Register – The running total of activity in a Balance Sheet account based on the transactional information that has been entered into QuickBooks to increase or decrease the ending balance for the account.


Release – Minor feature enhancements and programming patches are provided free of charge as releases.  Major improvements are sold as new versions of the software.


Reports – A way of organizing bookkeeping information for the purpose of business decisions or compliance.


Sensitive Accounting Activities – Journal entries, transfer of funds, on-line banking


Sensitive Financial Reporting – Reports like a Balance Sheet or Profit & Loss


Subscription – Some services available from Intuit for QuickBooks require a monthly or annual subscription fee to be paid, others are free.  Examples include the payroll tax tables for Do-It-Yourself Payroll; Online Billing Solutions; etc.


Tab – 1) A specific key on the computer keyboard that is used for moving from field to field on QuickBooks forms; 2) A way of organizing information such as the company “tab” versus the individual user “tab” when customizing preferences or the item “tab” versus the expense “tab” on the bottom of a bill.


T-account – The simplest form of double entry bookkeeping.  Each transaction requires a debit and a credit to keep the books in balance.


Templates – Customizable forms for capturing the data.  Examples include invoices, estimates, purchase orders, statements, etc.


Trace – a term used to indicate following the history of a transaction.  For example, an invoice can be traced to a payment and on to a deposit.


Transactions – Activity can be posting (checks, invoices, etc.) or non-posting (purchase orders, estimates, etc.) with each entry (via form or journal entry) recorded in QuickBooks with a corresponding debit and credit. 


Transaction Type – each different form used to record transactional information is designated as a different type of transaction.  Some examples include invoice, bill payment, deposit, etc.


Trial Balance – A listing by account and balance as of a specific date where the debit and credit totals agree.

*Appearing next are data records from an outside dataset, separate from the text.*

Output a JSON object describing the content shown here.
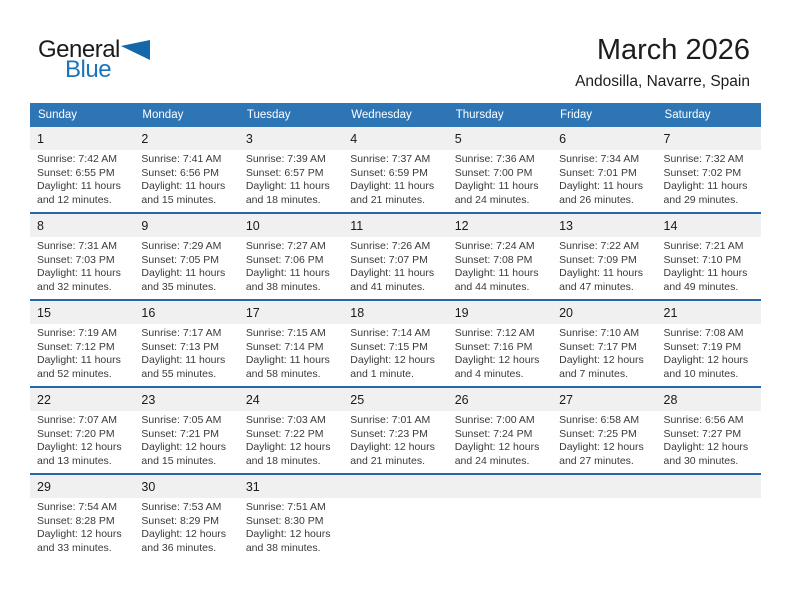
{
  "logo": {
    "general": "General",
    "blue": "Blue"
  },
  "header": {
    "title": "March 2026",
    "subtitle": "Andosilla, Navarre, Spain"
  },
  "colors": {
    "header_bar_blue": "#2e75b6",
    "week_separator_blue": "#2767a8",
    "day_band_gray": "#f0f0f0",
    "logo_blue": "#1b75bc",
    "logo_triangle_blue": "#1467a8"
  },
  "calendar": {
    "day_headers": [
      "Sunday",
      "Monday",
      "Tuesday",
      "Wednesday",
      "Thursday",
      "Friday",
      "Saturday"
    ],
    "weeks": [
      [
        {
          "day": "1",
          "sunrise": "Sunrise: 7:42 AM",
          "sunset": "Sunset: 6:55 PM",
          "daylight": "Daylight: 11 hours and 12 minutes."
        },
        {
          "day": "2",
          "sunrise": "Sunrise: 7:41 AM",
          "sunset": "Sunset: 6:56 PM",
          "daylight": "Daylight: 11 hours and 15 minutes."
        },
        {
          "day": "3",
          "sunrise": "Sunrise: 7:39 AM",
          "sunset": "Sunset: 6:57 PM",
          "daylight": "Daylight: 11 hours and 18 minutes."
        },
        {
          "day": "4",
          "sunrise": "Sunrise: 7:37 AM",
          "sunset": "Sunset: 6:59 PM",
          "daylight": "Daylight: 11 hours and 21 minutes."
        },
        {
          "day": "5",
          "sunrise": "Sunrise: 7:36 AM",
          "sunset": "Sunset: 7:00 PM",
          "daylight": "Daylight: 11 hours and 24 minutes."
        },
        {
          "day": "6",
          "sunrise": "Sunrise: 7:34 AM",
          "sunset": "Sunset: 7:01 PM",
          "daylight": "Daylight: 11 hours and 26 minutes."
        },
        {
          "day": "7",
          "sunrise": "Sunrise: 7:32 AM",
          "sunset": "Sunset: 7:02 PM",
          "daylight": "Daylight: 11 hours and 29 minutes."
        }
      ],
      [
        {
          "day": "8",
          "sunrise": "Sunrise: 7:31 AM",
          "sunset": "Sunset: 7:03 PM",
          "daylight": "Daylight: 11 hours and 32 minutes."
        },
        {
          "day": "9",
          "sunrise": "Sunrise: 7:29 AM",
          "sunset": "Sunset: 7:05 PM",
          "daylight": "Daylight: 11 hours and 35 minutes."
        },
        {
          "day": "10",
          "sunrise": "Sunrise: 7:27 AM",
          "sunset": "Sunset: 7:06 PM",
          "daylight": "Daylight: 11 hours and 38 minutes."
        },
        {
          "day": "11",
          "sunrise": "Sunrise: 7:26 AM",
          "sunset": "Sunset: 7:07 PM",
          "daylight": "Daylight: 11 hours and 41 minutes."
        },
        {
          "day": "12",
          "sunrise": "Sunrise: 7:24 AM",
          "sunset": "Sunset: 7:08 PM",
          "daylight": "Daylight: 11 hours and 44 minutes."
        },
        {
          "day": "13",
          "sunrise": "Sunrise: 7:22 AM",
          "sunset": "Sunset: 7:09 PM",
          "daylight": "Daylight: 11 hours and 47 minutes."
        },
        {
          "day": "14",
          "sunrise": "Sunrise: 7:21 AM",
          "sunset": "Sunset: 7:10 PM",
          "daylight": "Daylight: 11 hours and 49 minutes."
        }
      ],
      [
        {
          "day": "15",
          "sunrise": "Sunrise: 7:19 AM",
          "sunset": "Sunset: 7:12 PM",
          "daylight": "Daylight: 11 hours and 52 minutes."
        },
        {
          "day": "16",
          "sunrise": "Sunrise: 7:17 AM",
          "sunset": "Sunset: 7:13 PM",
          "daylight": "Daylight: 11 hours and 55 minutes."
        },
        {
          "day": "17",
          "sunrise": "Sunrise: 7:15 AM",
          "sunset": "Sunset: 7:14 PM",
          "daylight": "Daylight: 11 hours and 58 minutes."
        },
        {
          "day": "18",
          "sunrise": "Sunrise: 7:14 AM",
          "sunset": "Sunset: 7:15 PM",
          "daylight": "Daylight: 12 hours and 1 minute."
        },
        {
          "day": "19",
          "sunrise": "Sunrise: 7:12 AM",
          "sunset": "Sunset: 7:16 PM",
          "daylight": "Daylight: 12 hours and 4 minutes."
        },
        {
          "day": "20",
          "sunrise": "Sunrise: 7:10 AM",
          "sunset": "Sunset: 7:17 PM",
          "daylight": "Daylight: 12 hours and 7 minutes."
        },
        {
          "day": "21",
          "sunrise": "Sunrise: 7:08 AM",
          "sunset": "Sunset: 7:19 PM",
          "daylight": "Daylight: 12 hours and 10 minutes."
        }
      ],
      [
        {
          "day": "22",
          "sunrise": "Sunrise: 7:07 AM",
          "sunset": "Sunset: 7:20 PM",
          "daylight": "Daylight: 12 hours and 13 minutes."
        },
        {
          "day": "23",
          "sunrise": "Sunrise: 7:05 AM",
          "sunset": "Sunset: 7:21 PM",
          "daylight": "Daylight: 12 hours and 15 minutes."
        },
        {
          "day": "24",
          "sunrise": "Sunrise: 7:03 AM",
          "sunset": "Sunset: 7:22 PM",
          "daylight": "Daylight: 12 hours and 18 minutes."
        },
        {
          "day": "25",
          "sunrise": "Sunrise: 7:01 AM",
          "sunset": "Sunset: 7:23 PM",
          "daylight": "Daylight: 12 hours and 21 minutes."
        },
        {
          "day": "26",
          "sunrise": "Sunrise: 7:00 AM",
          "sunset": "Sunset: 7:24 PM",
          "daylight": "Daylight: 12 hours and 24 minutes."
        },
        {
          "day": "27",
          "sunrise": "Sunrise: 6:58 AM",
          "sunset": "Sunset: 7:25 PM",
          "daylight": "Daylight: 12 hours and 27 minutes."
        },
        {
          "day": "28",
          "sunrise": "Sunrise: 6:56 AM",
          "sunset": "Sunset: 7:27 PM",
          "daylight": "Daylight: 12 hours and 30 minutes."
        }
      ],
      [
        {
          "day": "29",
          "sunrise": "Sunrise: 7:54 AM",
          "sunset": "Sunset: 8:28 PM",
          "daylight": "Daylight: 12 hours and 33 minutes."
        },
        {
          "day": "30",
          "sunrise": "Sunrise: 7:53 AM",
          "sunset": "Sunset: 8:29 PM",
          "daylight": "Daylight: 12 hours and 36 minutes."
        },
        {
          "day": "31",
          "sunrise": "Sunrise: 7:51 AM",
          "sunset": "Sunset: 8:30 PM",
          "daylight": "Daylight: 12 hours and 38 minutes."
        }
      ]
    ]
  }
}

Type – 1) A way in QuickBooks to designate one group of similar information from another.  See also Transaction Type, Item Type, and Account Type; 2) the activity of pressing keys on the keyboard to accomplish a specific task (see also data entry).


Undeposited Funds – A special clearing account for grouping payments received from various customers into one bank deposit


Update – another term for converting a file from an older version to a newer one.


User Name – The code that is used in conjunction with a password to access a password protected QuickBooks file.


Version – Software is regularly updated and in the case of QuickBooks this seems to be an annual occurrence.  Major upgrades require purchase and are sold as a new version.  Minor feature enhancements and programming patches are provided free of charge as releases. 


Windows – 1) a method for viewing multiple pieces of information simultaneously in QuickBooks; 2) the operating system developed by Microsoft that is used as the platform for QuickBooks.